Después me puse a cubierto en la sala de mando y desplegué ante mí el mapa del

hombre elegante mientras muchos hombres ululaban con dolor de cabeza. Una vez más

fui consciente de que no había nada que me permitiese saber qué tierras eran esas, pero

entonces, cuando estaba a punto de zozobrar en mí mismo, apareció el capitán dando


tumbos y me dio una carpeta muy vieja. Había visto con ella al hombre elegante, pero

nunca pensé en qué podría tener dentro. Ramius, que así se llamaba el hombre al

mando, me miró con ojos fríos y me dijo una única frase que albergaba la esperanza

conjunta de todos los que estábamos a bordo: “sáquenos de aquí”. Después se agarró la

cabeza y gritó con fuerza mientras dos hombres lo sacaban hacia su camarote preso del

histerismo.

Dentro había anotaciones y escritos, algunos en lenguas desconocidas por mí, pero uno

sobre todos me llamó la atención, porque tenía un esquema en el que pude percibir

reflejada la ruta que habíamos hecho hasta llegar allí. Lo miré varias veces antes de

cerciorarme de que estaba en lo cierto. El destino estaba marcado con una cruz sobre la

que había un octavo castillo, y sobre él un nombre: Berenice. Puedo jurar que aquel

nombre de mujer estaba escrito con sangre, señores, sangre seca que se deshacía en

parte como polvo bajo mi uña. Ante eso… ¿qué decir? ¿De qué siniestra burla del

diablo se trataba todo lo que acontecía? ¿A quién correspondía?... y finalmente… ¿Qué

era lo que buscaba el hombre elegante en tan horrible lugar?

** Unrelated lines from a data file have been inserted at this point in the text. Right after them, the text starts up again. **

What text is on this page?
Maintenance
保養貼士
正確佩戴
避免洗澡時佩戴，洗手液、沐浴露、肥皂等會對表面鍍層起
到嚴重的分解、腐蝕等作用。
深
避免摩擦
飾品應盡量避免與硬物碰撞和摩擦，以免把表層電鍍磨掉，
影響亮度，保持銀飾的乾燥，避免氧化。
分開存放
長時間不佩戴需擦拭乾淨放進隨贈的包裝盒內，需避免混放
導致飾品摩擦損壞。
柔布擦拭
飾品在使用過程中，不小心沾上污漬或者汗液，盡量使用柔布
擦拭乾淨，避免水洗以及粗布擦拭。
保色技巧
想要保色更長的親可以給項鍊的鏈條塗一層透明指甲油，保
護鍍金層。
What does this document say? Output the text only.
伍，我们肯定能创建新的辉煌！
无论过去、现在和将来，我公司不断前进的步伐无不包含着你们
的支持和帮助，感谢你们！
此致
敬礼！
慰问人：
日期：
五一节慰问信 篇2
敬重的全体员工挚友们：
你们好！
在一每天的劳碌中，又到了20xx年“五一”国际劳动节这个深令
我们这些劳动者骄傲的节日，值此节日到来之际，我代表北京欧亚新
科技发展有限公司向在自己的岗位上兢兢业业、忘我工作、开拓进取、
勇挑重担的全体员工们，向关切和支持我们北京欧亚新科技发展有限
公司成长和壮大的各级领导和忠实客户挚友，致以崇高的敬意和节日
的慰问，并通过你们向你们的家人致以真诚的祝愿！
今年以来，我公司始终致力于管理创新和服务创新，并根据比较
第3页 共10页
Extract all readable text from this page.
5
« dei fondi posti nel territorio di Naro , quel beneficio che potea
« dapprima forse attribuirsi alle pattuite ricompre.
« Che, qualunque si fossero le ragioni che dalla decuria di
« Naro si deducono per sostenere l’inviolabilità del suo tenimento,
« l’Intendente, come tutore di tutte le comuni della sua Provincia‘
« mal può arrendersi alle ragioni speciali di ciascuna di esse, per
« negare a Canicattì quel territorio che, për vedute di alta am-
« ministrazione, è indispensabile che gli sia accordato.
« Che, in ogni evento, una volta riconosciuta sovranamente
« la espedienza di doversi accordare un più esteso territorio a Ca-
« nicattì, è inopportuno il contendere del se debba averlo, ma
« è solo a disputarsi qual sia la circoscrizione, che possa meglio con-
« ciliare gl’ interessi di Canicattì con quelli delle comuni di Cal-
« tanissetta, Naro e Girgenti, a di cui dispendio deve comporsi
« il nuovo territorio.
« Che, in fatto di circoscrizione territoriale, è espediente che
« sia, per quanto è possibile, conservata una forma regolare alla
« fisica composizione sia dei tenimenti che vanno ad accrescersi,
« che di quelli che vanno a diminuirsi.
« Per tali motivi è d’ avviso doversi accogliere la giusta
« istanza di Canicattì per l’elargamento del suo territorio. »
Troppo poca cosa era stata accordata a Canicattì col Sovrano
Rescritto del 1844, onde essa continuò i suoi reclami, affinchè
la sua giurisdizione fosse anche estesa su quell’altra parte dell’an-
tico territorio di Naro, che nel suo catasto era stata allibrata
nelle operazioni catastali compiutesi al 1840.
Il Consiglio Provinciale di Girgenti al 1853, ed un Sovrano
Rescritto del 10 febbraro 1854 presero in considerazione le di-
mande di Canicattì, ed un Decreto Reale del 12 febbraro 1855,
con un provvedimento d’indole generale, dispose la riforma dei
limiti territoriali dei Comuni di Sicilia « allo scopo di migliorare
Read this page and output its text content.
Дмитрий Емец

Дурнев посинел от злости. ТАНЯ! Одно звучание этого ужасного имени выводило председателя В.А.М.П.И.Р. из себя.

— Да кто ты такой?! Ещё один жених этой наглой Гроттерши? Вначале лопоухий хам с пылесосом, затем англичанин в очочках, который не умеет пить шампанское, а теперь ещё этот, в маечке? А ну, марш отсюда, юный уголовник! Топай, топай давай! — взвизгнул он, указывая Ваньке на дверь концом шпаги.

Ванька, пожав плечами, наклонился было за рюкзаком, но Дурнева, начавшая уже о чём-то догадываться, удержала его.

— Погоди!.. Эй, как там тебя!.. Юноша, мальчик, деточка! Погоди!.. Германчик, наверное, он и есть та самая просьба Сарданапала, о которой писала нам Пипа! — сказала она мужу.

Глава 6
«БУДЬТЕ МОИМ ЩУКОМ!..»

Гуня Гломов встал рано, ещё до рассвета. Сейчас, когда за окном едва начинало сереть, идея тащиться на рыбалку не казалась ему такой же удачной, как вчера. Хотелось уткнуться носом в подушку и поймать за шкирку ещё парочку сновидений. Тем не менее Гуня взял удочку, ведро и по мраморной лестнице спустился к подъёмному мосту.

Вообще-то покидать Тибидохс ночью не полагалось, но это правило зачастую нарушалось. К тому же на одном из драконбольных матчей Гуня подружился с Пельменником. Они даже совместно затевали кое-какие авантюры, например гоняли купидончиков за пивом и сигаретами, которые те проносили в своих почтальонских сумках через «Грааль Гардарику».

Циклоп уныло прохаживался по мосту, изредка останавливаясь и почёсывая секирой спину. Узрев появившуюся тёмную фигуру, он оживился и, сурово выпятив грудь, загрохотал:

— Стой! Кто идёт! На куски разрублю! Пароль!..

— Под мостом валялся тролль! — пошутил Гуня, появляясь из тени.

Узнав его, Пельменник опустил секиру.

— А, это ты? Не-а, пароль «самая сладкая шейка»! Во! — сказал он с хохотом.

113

Dejé esos pensamientos en aras a nuestra seguridad, resolví rápidamente y aconsejé al

segundo dar las órdenes oportunas para retornar por una vía lejana a los castillos.

Levantamos anclas después de intentar conectar con la expedición de tierra repetidas

veces, pero no hubo manera, de modo que los dimos por desaparecidos

apresuradamente y nos propusimos salvar la nave. Quizás no estuvo bien, lo sé, pero

ustedes no se encontraron allí, en medio de una pléyade de fenómenos desconcertantes.

Además… el del traje negro y esos hombres extraños…. Cualquiera que fuese su

destino se notaba que estaba muy lejos del mundo. No en vano, me preguntaba si habían
tenido derecho a meternos en semejante lugar sin saber nada, así que no le di mas

vueltas al asunto.

El buque navegó a toda máquina lejos de aquella costa tenebrosa, pero aquello no

resultó suficiente porque descubrimos que algo nos retenía. No conseguíamos alejarnos

más allá de unas millas, y en plena discusión estábamos cuando como en un suspiro se

hizo la noche negra… no… negrísima. Fue tan rápido como un parpadeo, igual que si

alguien hubiese apagado la gran lámpara de arriba, que de sobras sabíamos desde hacía

días que no se trataba del Sol ni de nada benigno. ¡Entonces un faro comenzó a

alumbrar desde la diabólica playa! No lo habíamos visto a luz del día, pero allí estaba,

eso seguro. Y era enorme, sí de una altura que parecía llegar a la negrura de la bóveda

singular que había sustituido al cielo y que dejaba aquel remedo de noche sin la menor

estrella. Su haz de luz apuntaba en todas direcciones, pero no en un movimiento

circular, como es habitual, sino barriendo de manera alocada en ángulos improbables,

como si alguien buscase algo. Era una luz blanca, poderosa, pero pude notar algo…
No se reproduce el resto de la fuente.